Klagen auf Abfindung?

Beitrag von Maja_2010 »

Guten Tag in die Runde,
da dies mein erster Post hier ist, möchte ich mich kurz vorstellen.
Ich bin 57 Jahre alt und seit über 30 Jahren bei meinem Arbeitgeber angestellt. Seit Juli 2020 bin ich wegen einer mittelschweren Depression (Mobbing) krankgeschrieben. Ich leide sehr unter dieser Situation. Mein AG rührt sich in keinster Weise, ich habe das Gefühl, dass man mich abschieben will.
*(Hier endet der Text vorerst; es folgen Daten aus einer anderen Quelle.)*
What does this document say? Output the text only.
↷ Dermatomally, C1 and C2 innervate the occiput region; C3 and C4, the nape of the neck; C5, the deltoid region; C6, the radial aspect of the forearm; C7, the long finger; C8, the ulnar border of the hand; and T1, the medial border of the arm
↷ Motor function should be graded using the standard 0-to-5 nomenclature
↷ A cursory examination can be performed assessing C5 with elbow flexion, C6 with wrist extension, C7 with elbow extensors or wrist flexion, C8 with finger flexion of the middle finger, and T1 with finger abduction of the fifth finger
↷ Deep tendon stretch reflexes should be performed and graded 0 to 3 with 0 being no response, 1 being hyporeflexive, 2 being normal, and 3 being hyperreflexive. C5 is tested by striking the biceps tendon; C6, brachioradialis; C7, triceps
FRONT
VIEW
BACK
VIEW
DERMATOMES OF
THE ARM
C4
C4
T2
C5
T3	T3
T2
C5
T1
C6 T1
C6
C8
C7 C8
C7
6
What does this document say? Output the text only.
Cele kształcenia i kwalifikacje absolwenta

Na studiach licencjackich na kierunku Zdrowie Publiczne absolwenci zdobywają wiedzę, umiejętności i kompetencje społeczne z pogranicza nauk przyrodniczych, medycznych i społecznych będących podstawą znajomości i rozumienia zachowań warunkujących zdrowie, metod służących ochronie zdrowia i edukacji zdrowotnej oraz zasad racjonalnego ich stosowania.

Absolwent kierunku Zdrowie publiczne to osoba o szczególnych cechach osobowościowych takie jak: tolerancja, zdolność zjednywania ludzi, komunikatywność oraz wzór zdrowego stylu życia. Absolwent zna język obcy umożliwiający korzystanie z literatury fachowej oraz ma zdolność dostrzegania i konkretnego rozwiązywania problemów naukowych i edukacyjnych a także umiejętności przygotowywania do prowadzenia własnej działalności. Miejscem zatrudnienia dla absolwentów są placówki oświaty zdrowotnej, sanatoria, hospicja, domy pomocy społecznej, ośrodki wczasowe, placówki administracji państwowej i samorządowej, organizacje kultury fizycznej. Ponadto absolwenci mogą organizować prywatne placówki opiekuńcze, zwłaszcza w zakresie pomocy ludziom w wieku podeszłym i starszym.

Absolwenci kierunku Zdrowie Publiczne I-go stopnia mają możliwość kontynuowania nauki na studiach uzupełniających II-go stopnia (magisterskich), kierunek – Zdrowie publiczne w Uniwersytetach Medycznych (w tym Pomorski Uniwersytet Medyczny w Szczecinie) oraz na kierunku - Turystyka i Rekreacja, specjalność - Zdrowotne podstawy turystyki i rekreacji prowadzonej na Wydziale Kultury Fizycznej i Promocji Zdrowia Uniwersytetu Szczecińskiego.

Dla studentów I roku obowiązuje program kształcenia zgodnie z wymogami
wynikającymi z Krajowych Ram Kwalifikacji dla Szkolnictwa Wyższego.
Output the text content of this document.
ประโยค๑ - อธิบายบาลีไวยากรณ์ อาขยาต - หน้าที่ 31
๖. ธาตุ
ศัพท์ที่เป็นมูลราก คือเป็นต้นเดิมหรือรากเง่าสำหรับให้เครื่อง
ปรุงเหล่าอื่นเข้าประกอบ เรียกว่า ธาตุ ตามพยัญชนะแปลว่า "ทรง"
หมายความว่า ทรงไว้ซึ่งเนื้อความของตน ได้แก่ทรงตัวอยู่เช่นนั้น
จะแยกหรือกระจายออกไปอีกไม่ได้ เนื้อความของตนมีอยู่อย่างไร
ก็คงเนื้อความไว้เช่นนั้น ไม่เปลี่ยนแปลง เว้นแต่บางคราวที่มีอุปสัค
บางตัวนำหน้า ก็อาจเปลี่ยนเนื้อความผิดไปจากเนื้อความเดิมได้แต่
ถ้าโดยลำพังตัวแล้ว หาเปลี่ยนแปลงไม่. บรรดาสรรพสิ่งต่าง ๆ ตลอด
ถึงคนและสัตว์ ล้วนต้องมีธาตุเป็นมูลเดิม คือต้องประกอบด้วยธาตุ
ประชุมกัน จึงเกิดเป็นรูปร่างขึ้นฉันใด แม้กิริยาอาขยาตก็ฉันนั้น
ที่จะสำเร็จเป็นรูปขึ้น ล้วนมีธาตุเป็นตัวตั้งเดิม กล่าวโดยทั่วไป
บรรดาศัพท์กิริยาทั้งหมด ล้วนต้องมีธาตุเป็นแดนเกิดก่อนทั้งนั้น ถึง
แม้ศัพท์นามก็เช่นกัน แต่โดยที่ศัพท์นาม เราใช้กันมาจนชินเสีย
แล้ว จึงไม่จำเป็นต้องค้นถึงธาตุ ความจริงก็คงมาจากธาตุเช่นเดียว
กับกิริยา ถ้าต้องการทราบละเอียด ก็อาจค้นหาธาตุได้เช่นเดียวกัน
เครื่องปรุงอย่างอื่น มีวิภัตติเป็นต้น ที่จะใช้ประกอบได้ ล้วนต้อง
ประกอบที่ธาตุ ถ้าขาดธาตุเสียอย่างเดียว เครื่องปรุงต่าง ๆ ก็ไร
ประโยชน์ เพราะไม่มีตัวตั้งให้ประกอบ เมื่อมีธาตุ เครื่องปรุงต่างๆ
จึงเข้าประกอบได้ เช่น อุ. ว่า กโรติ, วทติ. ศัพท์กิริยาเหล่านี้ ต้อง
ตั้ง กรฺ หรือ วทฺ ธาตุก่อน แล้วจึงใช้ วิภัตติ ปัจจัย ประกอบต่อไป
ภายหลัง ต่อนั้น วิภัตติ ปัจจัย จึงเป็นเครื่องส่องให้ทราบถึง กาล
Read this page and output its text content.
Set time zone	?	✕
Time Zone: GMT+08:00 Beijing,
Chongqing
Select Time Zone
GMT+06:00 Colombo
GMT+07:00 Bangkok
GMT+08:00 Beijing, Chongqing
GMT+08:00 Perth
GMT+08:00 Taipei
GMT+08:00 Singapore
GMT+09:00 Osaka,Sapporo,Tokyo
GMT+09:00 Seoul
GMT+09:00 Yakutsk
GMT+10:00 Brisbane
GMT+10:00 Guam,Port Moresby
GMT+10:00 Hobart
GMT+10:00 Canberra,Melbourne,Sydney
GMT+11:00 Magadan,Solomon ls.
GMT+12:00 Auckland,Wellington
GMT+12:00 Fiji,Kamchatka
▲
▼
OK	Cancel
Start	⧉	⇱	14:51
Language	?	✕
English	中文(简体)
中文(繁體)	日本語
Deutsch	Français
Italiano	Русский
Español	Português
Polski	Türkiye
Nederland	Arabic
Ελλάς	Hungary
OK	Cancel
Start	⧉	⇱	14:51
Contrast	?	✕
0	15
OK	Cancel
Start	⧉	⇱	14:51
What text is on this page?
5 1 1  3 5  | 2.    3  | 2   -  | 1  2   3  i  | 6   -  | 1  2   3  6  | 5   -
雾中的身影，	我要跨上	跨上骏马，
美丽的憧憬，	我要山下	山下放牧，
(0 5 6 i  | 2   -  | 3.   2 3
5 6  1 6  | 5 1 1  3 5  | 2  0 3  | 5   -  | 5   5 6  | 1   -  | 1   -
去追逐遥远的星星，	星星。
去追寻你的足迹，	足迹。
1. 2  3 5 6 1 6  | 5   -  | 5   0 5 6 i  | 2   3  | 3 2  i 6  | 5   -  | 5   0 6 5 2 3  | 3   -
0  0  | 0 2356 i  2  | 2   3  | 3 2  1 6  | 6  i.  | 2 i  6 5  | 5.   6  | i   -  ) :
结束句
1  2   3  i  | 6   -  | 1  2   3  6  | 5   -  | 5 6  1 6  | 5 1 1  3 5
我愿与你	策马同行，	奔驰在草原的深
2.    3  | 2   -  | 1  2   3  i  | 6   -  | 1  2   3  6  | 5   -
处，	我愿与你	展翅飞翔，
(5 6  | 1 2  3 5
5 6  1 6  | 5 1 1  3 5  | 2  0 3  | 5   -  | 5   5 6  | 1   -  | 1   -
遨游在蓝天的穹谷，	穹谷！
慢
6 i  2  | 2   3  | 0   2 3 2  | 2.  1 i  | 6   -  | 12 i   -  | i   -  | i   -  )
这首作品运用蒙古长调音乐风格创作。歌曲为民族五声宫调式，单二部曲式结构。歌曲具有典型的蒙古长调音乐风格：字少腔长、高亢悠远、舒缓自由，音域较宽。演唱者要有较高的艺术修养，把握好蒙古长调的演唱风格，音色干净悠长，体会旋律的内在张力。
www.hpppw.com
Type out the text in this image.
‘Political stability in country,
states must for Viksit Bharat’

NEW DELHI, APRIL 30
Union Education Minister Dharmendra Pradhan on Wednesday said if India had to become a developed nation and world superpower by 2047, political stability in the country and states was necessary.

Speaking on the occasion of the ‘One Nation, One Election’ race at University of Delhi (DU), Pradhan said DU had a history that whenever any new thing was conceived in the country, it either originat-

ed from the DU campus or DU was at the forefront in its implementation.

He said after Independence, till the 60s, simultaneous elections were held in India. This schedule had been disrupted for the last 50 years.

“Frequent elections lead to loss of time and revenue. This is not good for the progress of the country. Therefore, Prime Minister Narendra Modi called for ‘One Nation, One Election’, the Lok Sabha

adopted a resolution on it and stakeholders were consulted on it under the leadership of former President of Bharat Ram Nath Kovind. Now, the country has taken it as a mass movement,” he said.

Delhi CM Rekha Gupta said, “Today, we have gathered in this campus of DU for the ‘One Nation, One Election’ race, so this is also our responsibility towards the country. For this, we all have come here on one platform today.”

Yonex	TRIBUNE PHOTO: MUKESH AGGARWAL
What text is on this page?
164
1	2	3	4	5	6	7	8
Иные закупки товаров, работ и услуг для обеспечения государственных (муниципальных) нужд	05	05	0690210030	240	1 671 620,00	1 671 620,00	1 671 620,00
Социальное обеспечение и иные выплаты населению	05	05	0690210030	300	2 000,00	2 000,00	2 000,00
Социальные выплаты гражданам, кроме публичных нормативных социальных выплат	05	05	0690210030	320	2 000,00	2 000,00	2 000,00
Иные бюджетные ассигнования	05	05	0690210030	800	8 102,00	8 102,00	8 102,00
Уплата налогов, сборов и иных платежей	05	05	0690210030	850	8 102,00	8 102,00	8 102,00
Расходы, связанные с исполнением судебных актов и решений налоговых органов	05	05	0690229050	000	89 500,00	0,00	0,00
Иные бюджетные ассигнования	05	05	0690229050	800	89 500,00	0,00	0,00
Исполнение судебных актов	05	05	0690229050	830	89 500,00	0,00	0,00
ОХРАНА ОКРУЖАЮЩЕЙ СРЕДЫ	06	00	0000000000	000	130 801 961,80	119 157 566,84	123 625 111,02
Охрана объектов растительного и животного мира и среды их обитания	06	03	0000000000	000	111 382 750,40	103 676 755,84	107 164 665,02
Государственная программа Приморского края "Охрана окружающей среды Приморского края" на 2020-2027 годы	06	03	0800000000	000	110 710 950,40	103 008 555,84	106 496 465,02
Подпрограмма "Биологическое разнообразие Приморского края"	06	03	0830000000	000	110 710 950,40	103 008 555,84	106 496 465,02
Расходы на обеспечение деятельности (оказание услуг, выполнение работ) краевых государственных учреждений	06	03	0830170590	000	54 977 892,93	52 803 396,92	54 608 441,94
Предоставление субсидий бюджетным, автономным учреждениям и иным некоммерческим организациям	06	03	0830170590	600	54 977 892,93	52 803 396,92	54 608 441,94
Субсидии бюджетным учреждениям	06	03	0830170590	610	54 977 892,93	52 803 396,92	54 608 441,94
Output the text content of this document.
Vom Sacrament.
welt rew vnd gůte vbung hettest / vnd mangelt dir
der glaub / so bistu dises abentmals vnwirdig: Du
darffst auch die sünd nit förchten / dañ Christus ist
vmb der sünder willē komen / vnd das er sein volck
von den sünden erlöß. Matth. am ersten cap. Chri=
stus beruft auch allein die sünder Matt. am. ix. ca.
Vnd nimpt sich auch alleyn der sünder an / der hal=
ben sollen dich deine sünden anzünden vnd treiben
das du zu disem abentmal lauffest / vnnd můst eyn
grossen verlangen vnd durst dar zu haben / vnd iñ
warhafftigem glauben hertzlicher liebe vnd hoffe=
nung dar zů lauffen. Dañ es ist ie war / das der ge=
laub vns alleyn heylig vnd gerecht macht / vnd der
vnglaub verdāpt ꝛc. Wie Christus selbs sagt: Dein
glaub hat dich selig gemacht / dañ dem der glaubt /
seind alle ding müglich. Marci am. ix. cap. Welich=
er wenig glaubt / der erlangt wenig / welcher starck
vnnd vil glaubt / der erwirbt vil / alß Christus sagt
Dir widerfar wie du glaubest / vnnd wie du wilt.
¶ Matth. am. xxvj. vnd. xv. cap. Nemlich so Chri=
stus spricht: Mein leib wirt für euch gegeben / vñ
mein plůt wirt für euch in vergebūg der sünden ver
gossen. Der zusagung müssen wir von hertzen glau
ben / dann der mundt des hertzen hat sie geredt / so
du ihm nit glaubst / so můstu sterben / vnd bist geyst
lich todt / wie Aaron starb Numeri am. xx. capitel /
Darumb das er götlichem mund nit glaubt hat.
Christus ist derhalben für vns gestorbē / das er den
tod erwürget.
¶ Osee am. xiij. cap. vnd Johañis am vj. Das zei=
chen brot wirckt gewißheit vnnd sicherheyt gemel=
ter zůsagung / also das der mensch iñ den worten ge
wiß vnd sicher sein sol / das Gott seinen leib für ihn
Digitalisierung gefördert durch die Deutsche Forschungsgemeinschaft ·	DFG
Nun weiß ich nicht, ob ich versuchen soll auf eine Abfindung zu klagen, hinzuzufügen ist noch,dass ich einen GDB 60 habe. Nächstes Jahr im März würde mein Krankengeld auslaufen. Ehrlich gesagt mache ich mir keine großen Hoffnungen auf dem Arbeitsmarkt noch etwas zu finden, wobei ich im Moment auch gar nicht fähig wäre eine neue Stelle anzufangen. Hat jemand von Euch vielleicht ähnliche Erfahrungen gemacht und könnte mir einen Rat geben?
Vielen Dank im Voraus.
LG Maja
Gertrud Star
Beiträge: 3441
Registriert: 30. Jun 2014, 19:09

Re: Klagen auf Abfindung?

Beitrag von Gertrud Star »

Hallo Maja,

ich war in einer ganz anderen Situation, als ich vor vielen Jahren gekündigt wurde. Bei mir in der Firma gab es einen Sozialplan. Ich hätte mindestens 6 Jarhe dort gearbeitet haben müssen, um einen Anspruch auf eine Abfindung haben zu müssen, und daran fehlten noch 2 Monate. Mir teilte der Betriebsrat die Kündigungsabsicht meines Arbeitgebers mit (aus betrieblichen Gründen sollte die Kündigung sein). Ich bat ihn, den Arbeitgeber nach einer Abfindung zu fragen und ich bekam eine - den gesetzlichen vorgeschriebenen Betrag von 6 Jahren minus die fehlenden 2 Monate. Das war allerdings aufgrund der kurzen Beschäftigungsdauer und des doch relativ geringen Lohnes nicht allzu viel, aber trotzdem freute ich mich.

Bei GdB 60 müsste eigentlich das Integrationsamt ein Wort mitzureden haben.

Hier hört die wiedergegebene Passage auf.